As expected of a Kaby Lake-based release, the E3-1200 v6 features the new 14nm+ process. This means higher clocks and lower TDP number at the same time. TDP drops from 80W to either 73W or 72W depending on if an IGP is included. Clock speeds are also seeing a boost of about 200mhz for most models though the peak turbo boost frequency is available yet. The 8MB of L3 cache despite some chips having hyperthreading disabled.

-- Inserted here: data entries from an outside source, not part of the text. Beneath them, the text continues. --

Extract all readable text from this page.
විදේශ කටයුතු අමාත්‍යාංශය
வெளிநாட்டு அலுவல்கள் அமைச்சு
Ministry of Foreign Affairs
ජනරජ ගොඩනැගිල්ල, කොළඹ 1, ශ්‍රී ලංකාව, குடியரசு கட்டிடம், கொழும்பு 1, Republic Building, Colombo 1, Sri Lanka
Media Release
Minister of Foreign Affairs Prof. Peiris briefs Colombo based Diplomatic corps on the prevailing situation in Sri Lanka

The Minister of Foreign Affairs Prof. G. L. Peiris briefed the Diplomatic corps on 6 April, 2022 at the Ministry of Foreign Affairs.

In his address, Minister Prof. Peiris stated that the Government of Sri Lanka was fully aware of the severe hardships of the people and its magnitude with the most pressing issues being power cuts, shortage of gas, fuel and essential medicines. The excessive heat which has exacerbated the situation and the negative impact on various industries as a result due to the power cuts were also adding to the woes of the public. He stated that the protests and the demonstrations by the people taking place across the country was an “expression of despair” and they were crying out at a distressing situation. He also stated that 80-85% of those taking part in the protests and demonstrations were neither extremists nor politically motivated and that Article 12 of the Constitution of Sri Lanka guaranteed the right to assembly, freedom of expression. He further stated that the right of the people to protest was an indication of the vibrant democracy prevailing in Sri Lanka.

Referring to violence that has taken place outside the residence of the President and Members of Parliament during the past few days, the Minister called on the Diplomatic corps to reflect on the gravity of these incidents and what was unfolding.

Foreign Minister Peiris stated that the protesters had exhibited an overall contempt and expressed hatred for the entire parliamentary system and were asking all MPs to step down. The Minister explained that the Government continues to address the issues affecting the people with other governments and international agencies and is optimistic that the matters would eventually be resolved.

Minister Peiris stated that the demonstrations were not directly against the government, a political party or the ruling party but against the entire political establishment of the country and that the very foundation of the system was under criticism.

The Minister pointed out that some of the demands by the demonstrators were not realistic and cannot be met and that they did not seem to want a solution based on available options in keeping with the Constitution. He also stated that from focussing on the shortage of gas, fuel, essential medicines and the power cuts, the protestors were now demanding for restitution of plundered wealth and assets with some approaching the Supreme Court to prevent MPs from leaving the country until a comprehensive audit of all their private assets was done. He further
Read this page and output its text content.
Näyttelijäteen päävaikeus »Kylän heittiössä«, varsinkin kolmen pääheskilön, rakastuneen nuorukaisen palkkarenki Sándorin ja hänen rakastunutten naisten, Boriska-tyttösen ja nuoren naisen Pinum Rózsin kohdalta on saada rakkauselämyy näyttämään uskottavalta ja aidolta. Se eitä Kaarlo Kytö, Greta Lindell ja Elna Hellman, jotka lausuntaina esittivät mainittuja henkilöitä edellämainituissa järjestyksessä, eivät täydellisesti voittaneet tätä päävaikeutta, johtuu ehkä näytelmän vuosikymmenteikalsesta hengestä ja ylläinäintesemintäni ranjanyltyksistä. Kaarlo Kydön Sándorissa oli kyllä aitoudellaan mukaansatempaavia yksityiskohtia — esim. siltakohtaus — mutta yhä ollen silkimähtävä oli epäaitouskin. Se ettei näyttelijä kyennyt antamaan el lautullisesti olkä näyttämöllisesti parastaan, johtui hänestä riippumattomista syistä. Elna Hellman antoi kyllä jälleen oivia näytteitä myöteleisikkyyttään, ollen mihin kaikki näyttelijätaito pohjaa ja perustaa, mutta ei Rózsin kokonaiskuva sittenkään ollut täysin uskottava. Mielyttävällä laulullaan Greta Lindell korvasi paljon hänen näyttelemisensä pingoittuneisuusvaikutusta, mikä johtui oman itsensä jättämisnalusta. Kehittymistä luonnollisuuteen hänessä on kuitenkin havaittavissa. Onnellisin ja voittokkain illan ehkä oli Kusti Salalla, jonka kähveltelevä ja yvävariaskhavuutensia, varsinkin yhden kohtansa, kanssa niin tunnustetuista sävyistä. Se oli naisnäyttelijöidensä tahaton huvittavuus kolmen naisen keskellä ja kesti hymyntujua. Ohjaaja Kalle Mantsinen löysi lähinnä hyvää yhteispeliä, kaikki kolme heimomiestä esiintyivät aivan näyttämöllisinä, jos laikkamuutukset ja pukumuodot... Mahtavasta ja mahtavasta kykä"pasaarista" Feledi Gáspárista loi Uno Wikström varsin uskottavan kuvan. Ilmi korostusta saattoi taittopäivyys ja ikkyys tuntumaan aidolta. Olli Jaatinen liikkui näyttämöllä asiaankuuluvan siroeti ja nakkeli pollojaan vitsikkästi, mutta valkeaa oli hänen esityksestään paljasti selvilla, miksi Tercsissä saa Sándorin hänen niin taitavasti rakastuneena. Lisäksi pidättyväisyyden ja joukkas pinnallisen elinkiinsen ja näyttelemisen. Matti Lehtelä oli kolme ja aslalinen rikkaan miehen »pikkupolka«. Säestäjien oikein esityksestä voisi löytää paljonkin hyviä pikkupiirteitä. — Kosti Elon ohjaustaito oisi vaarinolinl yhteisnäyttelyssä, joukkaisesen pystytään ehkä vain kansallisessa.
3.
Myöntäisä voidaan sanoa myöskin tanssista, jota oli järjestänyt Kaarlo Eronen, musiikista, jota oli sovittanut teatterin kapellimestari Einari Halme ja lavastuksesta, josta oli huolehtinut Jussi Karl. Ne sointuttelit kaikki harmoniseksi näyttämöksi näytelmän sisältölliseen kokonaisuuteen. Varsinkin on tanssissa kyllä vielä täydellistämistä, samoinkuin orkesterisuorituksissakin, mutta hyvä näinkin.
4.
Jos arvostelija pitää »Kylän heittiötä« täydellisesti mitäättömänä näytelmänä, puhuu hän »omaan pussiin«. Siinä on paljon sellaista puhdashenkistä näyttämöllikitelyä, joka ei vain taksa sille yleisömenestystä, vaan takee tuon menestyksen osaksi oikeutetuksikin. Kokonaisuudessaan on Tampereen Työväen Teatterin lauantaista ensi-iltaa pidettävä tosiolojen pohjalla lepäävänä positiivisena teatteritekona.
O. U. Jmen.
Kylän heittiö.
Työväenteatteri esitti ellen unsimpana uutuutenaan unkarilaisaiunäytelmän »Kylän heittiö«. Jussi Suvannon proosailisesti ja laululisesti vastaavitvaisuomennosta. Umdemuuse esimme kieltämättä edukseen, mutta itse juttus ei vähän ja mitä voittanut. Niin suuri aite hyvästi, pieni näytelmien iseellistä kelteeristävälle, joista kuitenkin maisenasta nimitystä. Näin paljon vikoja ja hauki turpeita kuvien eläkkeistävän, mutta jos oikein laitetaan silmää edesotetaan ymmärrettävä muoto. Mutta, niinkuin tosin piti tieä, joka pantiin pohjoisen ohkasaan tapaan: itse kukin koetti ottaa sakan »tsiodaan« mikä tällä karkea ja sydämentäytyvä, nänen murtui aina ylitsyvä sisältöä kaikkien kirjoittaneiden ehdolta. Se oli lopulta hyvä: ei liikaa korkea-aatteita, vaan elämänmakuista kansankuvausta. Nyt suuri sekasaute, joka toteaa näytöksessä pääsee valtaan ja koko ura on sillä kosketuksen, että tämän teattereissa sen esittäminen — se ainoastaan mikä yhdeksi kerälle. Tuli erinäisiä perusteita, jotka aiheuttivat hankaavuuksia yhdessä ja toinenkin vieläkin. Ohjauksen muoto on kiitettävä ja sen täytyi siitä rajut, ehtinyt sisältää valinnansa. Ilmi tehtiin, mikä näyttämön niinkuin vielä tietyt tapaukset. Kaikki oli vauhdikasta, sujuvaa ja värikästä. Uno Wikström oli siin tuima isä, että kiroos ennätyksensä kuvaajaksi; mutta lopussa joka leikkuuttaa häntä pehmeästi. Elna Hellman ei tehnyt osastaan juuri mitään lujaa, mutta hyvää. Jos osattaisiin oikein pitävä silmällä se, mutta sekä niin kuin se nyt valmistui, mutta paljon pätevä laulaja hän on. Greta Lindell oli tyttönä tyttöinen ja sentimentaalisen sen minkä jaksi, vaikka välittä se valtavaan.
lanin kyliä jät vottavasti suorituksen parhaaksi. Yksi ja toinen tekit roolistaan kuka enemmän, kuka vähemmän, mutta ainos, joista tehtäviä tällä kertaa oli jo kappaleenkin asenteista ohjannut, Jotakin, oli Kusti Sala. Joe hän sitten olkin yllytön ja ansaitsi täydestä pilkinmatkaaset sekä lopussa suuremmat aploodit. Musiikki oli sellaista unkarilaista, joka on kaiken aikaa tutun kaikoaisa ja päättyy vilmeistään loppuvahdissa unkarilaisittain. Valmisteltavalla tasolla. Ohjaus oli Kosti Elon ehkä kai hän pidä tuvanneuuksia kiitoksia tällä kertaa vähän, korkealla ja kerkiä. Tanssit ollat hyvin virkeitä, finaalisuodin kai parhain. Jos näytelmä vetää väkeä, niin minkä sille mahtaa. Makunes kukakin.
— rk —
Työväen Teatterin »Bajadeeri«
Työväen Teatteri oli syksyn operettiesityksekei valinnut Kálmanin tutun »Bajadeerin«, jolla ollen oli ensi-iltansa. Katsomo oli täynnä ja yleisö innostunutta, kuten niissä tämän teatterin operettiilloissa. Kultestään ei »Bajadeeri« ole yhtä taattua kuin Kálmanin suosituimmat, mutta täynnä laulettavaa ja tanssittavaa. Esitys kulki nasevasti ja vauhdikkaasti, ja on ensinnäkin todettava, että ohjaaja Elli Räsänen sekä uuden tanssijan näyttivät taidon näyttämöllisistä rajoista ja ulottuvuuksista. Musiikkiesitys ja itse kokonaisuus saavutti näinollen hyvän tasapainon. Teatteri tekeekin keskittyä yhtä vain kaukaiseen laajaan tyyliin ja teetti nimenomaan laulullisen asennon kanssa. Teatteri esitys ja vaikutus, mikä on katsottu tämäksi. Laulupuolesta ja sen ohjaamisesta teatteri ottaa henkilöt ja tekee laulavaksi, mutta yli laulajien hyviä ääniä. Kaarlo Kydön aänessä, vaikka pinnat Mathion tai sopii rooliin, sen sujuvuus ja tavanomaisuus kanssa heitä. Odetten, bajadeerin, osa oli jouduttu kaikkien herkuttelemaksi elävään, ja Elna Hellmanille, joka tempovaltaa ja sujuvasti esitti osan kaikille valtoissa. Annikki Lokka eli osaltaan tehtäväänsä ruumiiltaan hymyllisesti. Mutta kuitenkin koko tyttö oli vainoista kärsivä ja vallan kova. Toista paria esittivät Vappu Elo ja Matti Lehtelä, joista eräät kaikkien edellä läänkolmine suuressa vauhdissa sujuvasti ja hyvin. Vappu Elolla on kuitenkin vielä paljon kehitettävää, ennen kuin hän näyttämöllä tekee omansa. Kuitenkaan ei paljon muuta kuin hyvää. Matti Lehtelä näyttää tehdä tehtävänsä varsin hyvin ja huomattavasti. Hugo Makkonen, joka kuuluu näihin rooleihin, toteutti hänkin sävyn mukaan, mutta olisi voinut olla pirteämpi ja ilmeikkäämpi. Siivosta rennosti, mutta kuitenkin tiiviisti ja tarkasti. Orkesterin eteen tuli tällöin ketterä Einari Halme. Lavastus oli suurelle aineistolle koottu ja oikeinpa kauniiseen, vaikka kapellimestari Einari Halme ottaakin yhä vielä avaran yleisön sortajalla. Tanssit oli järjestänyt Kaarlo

In the past, the E3 lineup has been one way to get an i7 level quad core with hyperthreading for cheaper. Right now the E3-1240 v5 is about $25 cheaper than the i7 6700 which performs about the same. While pricing for the v6 lineup has not been revealed, I expect them to keep the value proposition. Since Skylake though, Intel has forced the E3 Xeons to use a separate chipset from the regular LGA 115x boards, It remains to be seen if the v6 will continue this trend. If AMD is able to compete well with Ryzen, perhaps Intel may reconsider their strategy going forward.